Devils infected with devil facial tumor disease, or DFTD, suffer from angry red growths on their faces that prevent them from eating or even breathing. (Menna Jones)

Luckily, scientists have been taking DNA samples of Tasmanian devils for decades — long before the current DFTD outbreak. Storfer and his colleagues were able to gather up the genomes of more than 250 individuals, quickly sequence relevant sections, and compare their samples to figure out where they differed.

Tasmanian devils have very little genetic diversity among them, because their population has been through several bottlenecks — periods when a sharp decline in population left just a small number of Tasmanian devils to spawn the next generation. This lack of diversity may have contributed to the weakness of their immune systems. If Tasmanian devils had evolved resistance to the cancer that ravages them, Storfer and his colleagues might find evidence of gene variants that didn't exist before the outbreak.

They found exactly what they were looking for: two regions of the genome, both associated with immune function and cancer response, where devils from affected communities had variants that didn't exist in the pre-outbreak population. Further study of the particular genes involved could help explain why DFTD is so deadly and how we might help animals without these gene variants resist the disease.

"We're going to see if the favored alleles are actually conferring longer duration of survival" — i.e., keeping infected devils alive long enough to reproduce — "or more offspring. I don’t know necessarily that they would provide complete resistance but they could be more related to resistance once infected," Storfer said. "That's going to help us understand how much damage individuals get, how fast that damage is, and how they survive."

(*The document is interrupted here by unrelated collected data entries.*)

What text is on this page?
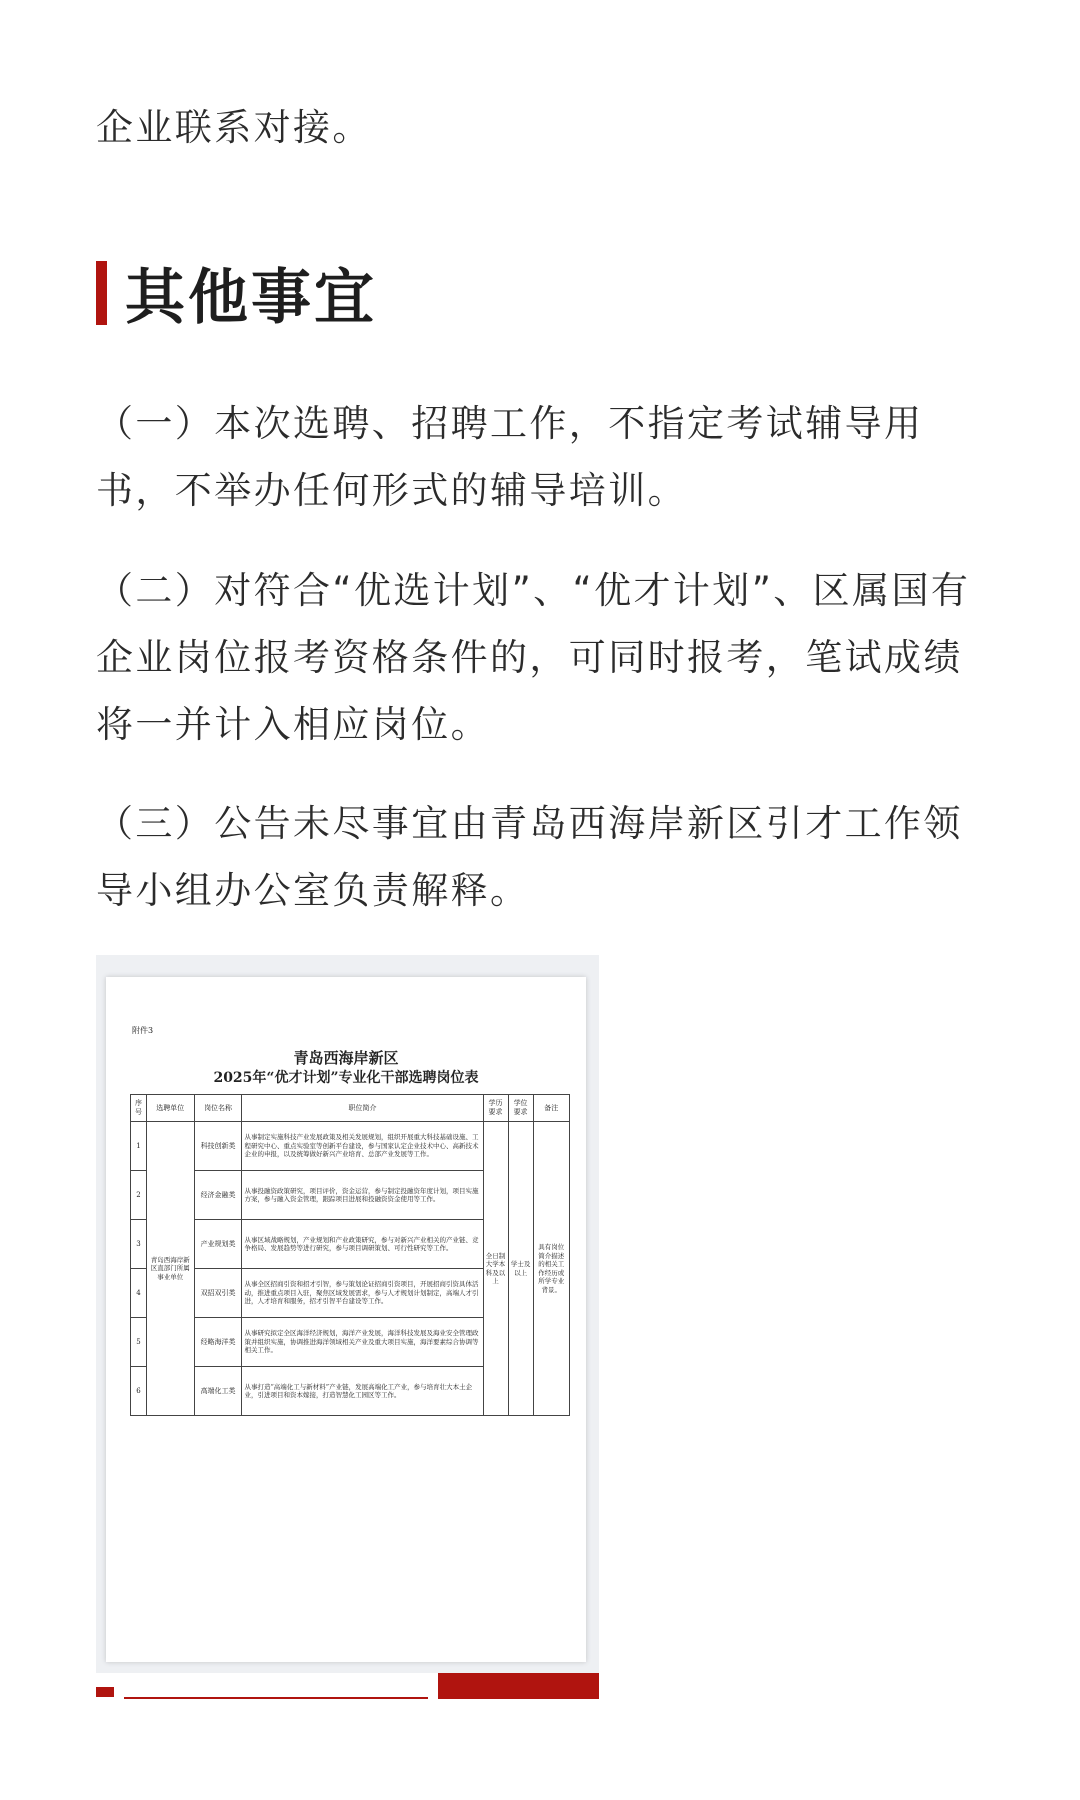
企业联系对接。

其他事宜

（一）本次选聘、招聘工作，不指定考试辅导用书，不举办任何形式的辅导培训。

（二）对符合“优选计划”、“优才计划”、区属国有企业岗位报考资格条件的，可同时报考，笔试成绩将一并计入相应岗位。

（三）公告未尽事宜由青岛西海岸新区引才工作领导小组办公室负责解释。

附件3
青岛西海岸新区
2025年“优才计划”专业化干部选聘岗位表
序号	选聘单位	岗位名称	职位简介	学历要求	学位要求	备注
1	青岛西海岸新区直部门所属事业单位	科技创新类	从事制定实施科技产业发展政策及相关发展规划，组织开展重大科技基础设施、工程研究中心、重点实验室等创新平台建设，参与国家认定企业技术中心、高新技术企业的申报，以及统筹做好新兴产业培育、总部产业发展等工作。	全日制大学本科及以上	学士及以上	具有岗位简介描述的相关工作经历或所学专业背景。
2		经济金融类	从事投融资政策研究，项目评价，资金运营，参与制定投融资年度计划，项目实施方案，参与融入资金管理，跟踪项目进展和投融资资金使用等工作。			
3		产业规划类	从事区域战略规划，产业规划和产业政策研究，参与对新兴产业相关的产业链、竞争格局、发展趋势等进行研究，参与项目调研策划、可行性研究等工作。			
4		双招双引类	从事全区招商引资和招才引智，参与策划论证招商引资项目，开展招商引资具体活动，推进重点项目入驻，聚焦区域发展需求，参与人才规划计划制定，高端人才引进，人才培育和服务，招才引智平台建设等工作。			
5		经略海洋类	从事研究拟定全区海洋经济规划，海洋产业发展，海洋科技发展及海业安全管理政策并组织实施，协调推进海洋领域相关产业及重大项目实施，海洋要素综合协调等相关工作。			
6		高端化工类	从事打造“高端化工与新材料”产业链，发展高端化工产业，参与培育壮大本土企业，引进项目和资本嫁接，打造智慧化工园区等工作。			
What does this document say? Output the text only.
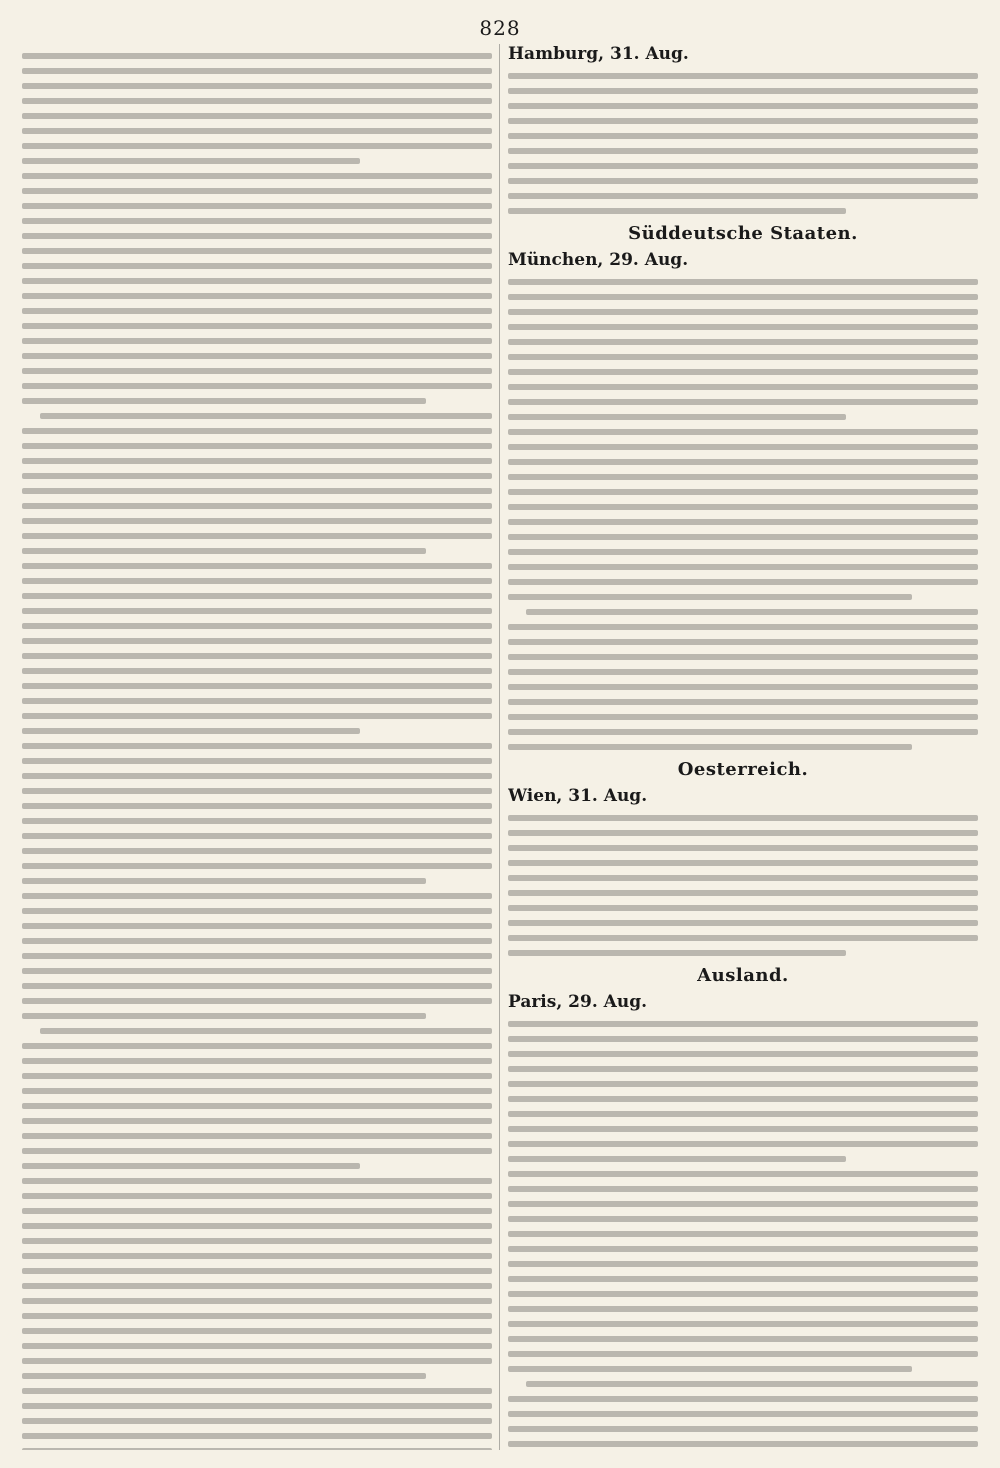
828
Hamburg, 31. Aug.
Süddeutsche Staaten.
München, 29. Aug.
Oesterreich.
Wien, 31. Aug.
Ausland.
Paris, 29. Aug.
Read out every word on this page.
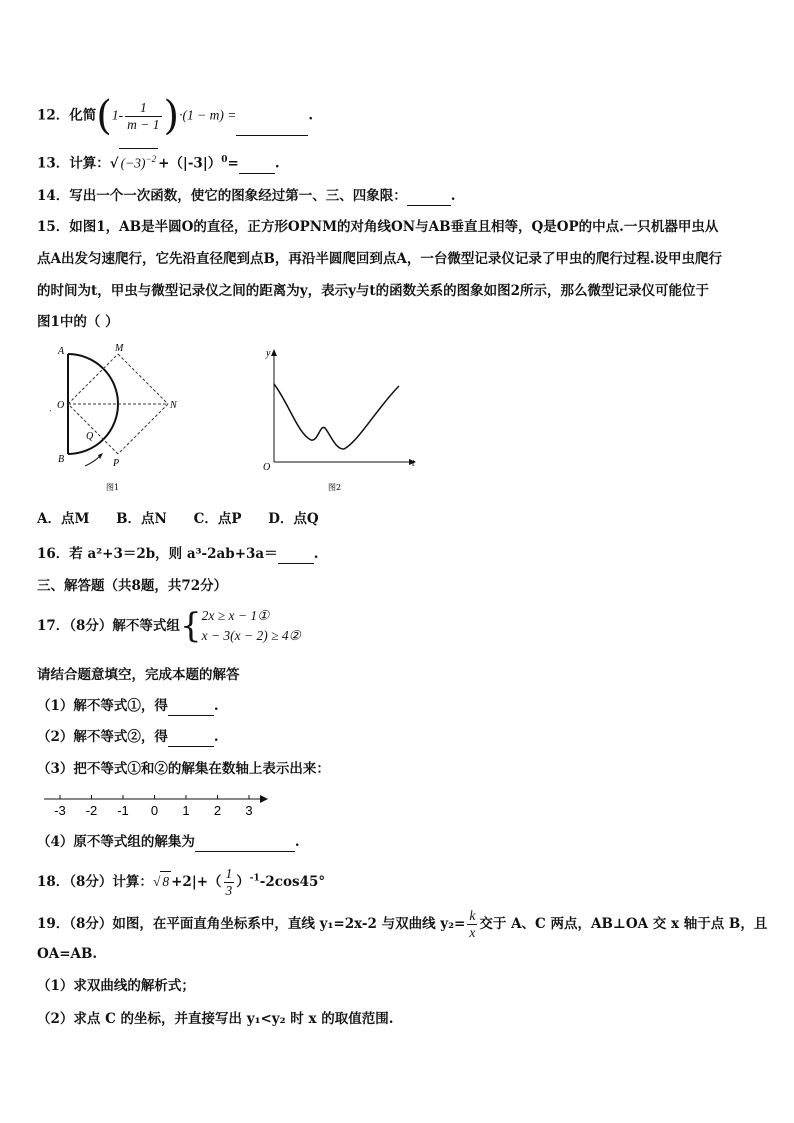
12．化简$(1- \frac{1}{m - 1} )\cdot(1 - m)$ =	.
13．计算：√ $(-3)^{-2} +(|-3|)^0=$	.
14．写出一个一次函数，使它的图象经过第一、三、四象限：	.
15．如图1，AB是半圆O的直径，正方形OPNM的对角线ON与AB垂直且相等，Q是OP的中点.一只机器甲虫从
点A出发匀速爬行，它先沿直径爬到点B，再沿半圆爬回到点A，一台微型记录仪记录了甲虫的爬行过程.设甲虫爬行
的时间为t，甲虫与微型记录仪之间的距离为y，表示y与t的函数关系的图象如图2所示，那么微型记录仪可能位于
图1中的（ ）
A	M
O	N
Q
B	P
图1
y
O	t
图2
A．点M B．点N C．点P D．点Q
16．若 a²+3＝2b，则 a³-2ab+3a＝	.
三、解答题（共8题，共72分）
17．（8分）解不等式组{ 2x ≥ x − 1①
x − 3(x − 2) ≥ 4②
请结合题意填空，完成本题的解答
（1）解不等式①，得	.
（2）解不等式②，得	.
（3）把不等式①和②的解集在数轴上表示出来：
-3 -2 -1 0 1 2 3
（4）原不等式组的解集为	.
18．（8分）计算：√ $8 +2|+( \frac{1}{3} )^{-1}-2\cos 45^\circ$
19．（8分）如图，在平面直角坐标系中，直线 y₁=2x-2 与双曲线 $y_2= \frac{k}{x}$ 交于 A、C 两点，AB⊥OA 交 x 轴于点 B，且
OA=AB.
（1）求双曲线的解析式；
（2）求点 C 的坐标，并直接写出 y₁<y₂ 时 x 的取值范围.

People often ask Storfer if he believes the devils will go extinct soon. He said no — "this result leads me to be optimistic."

There's something else that makes Storfer hopeful. Since the first contagious cancer was found in Tasmanian devils in 1996, another version emerged. Like the original DFTD, this cancer started with one cell from a single individual that was somehow able to infect thousands of others. When scientists sample the tumors on infected devils' faces, they find the DNA of that original host, not the DNA of the devil whose face the tumor is on.

These kinds of transmissible cancer are rare in nature — they've been found only in dogs, Syrian hamsters, and a few species of shellfish — and the devils' versions are particularly virulent.

"The fact that a second tumor evolved independently of the first, this seems very unlikely to happen by chance in just 20 years," Storfer said. "That leads to speculation that this is part of the evolutionary history of the devil and maybe they’ve survived it before." 

If they've survived contagious cancer before, Storfer believes they can survive it again.